Fitch Ratings has affirmed the ‘AA-‘ (AA minus) Insurer Financial Strength ratings of Insurance Australia Group Limited’s main underwriting subsidiaries, Insurance Australia Limited and IAG New Zealand Limited. The outlook for the ratings is stable.
Fitch said that the affirmation reflects a good level of business diversity and scale in the group’s underwriting operations. IAG’s net profit after tax grew by 14% to AUD760 million in FY05 from AUD665m in FY04 (H106: AUD461m), although Fitch notes that IAG’s premium growth appears to be moderating in the face of more intense competitive pressure.
Currently, however, the negative affect is offset by strong underwriting and investment performance. IAG’s insurance profit – underwriting profit plus investment income from technical reserves – increased 26% to AUD1.0 billion in FY05 from AUD792m in FY04 (H106: AUD469m), while at the same time, investment income from shareholders’ funds (around 72% invested in growth assets) increased 10% to AUD479m in FY05 from AUD434m in FY04 (H106: AUD345m).
IAG’s reserving approach remains conservative, with the group reserving to a probability of sufficiency of at least 90%. Fitch notes that positive reserve development continued in FY05 and due to the tort law reforms in Australia, IAG is reserving with a greater degree of certainty, particularly for its third-party motor liability business. Based on regulatory measures, IAG is satisfactorily capitalised. Furthermore, IAG’s reinsurance programme is extensive, with more than two-thirds of counterparties being rated ‘AA’ or above.
In Australia, the operating environment is relatively stable due to tort law reforms and increased regulatory oversight, and while Fitch expects IAG to continue to focus on maximising shareholder returns, it does not foresee IAG compromising its conservative reserving approach.

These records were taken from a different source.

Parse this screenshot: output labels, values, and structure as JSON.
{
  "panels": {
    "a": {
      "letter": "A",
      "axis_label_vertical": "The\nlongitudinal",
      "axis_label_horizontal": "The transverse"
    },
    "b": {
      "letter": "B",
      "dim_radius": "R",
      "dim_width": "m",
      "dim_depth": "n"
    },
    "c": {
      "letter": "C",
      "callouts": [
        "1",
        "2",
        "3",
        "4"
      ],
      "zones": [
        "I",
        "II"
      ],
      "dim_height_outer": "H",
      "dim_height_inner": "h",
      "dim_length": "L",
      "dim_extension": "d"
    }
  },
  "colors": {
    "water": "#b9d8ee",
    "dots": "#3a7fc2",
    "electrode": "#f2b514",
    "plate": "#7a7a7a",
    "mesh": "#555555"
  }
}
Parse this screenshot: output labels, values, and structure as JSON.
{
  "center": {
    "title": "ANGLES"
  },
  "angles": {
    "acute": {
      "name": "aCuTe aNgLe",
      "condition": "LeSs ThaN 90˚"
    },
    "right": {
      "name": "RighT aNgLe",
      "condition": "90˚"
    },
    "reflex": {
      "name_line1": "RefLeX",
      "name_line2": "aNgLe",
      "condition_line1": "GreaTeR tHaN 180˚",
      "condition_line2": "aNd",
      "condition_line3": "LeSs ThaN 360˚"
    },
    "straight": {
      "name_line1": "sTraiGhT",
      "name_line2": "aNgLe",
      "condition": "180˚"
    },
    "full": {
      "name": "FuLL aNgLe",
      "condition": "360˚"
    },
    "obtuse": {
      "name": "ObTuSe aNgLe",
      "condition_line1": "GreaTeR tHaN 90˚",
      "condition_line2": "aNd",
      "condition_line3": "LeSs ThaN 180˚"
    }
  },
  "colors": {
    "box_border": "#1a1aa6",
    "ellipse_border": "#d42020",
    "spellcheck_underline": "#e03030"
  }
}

From a business perspective, the agency notes that the Australian market appears to offer only limited organic growth opportunities and further downward rate pressure on Australian commercial lines is likely.
While recent investments in parts of Asia offer growth potential, Fitch said it is also worth noting that IAG is investing in countries with less developed legal, reporting and governance frameworks and it does not always have a controlling interest.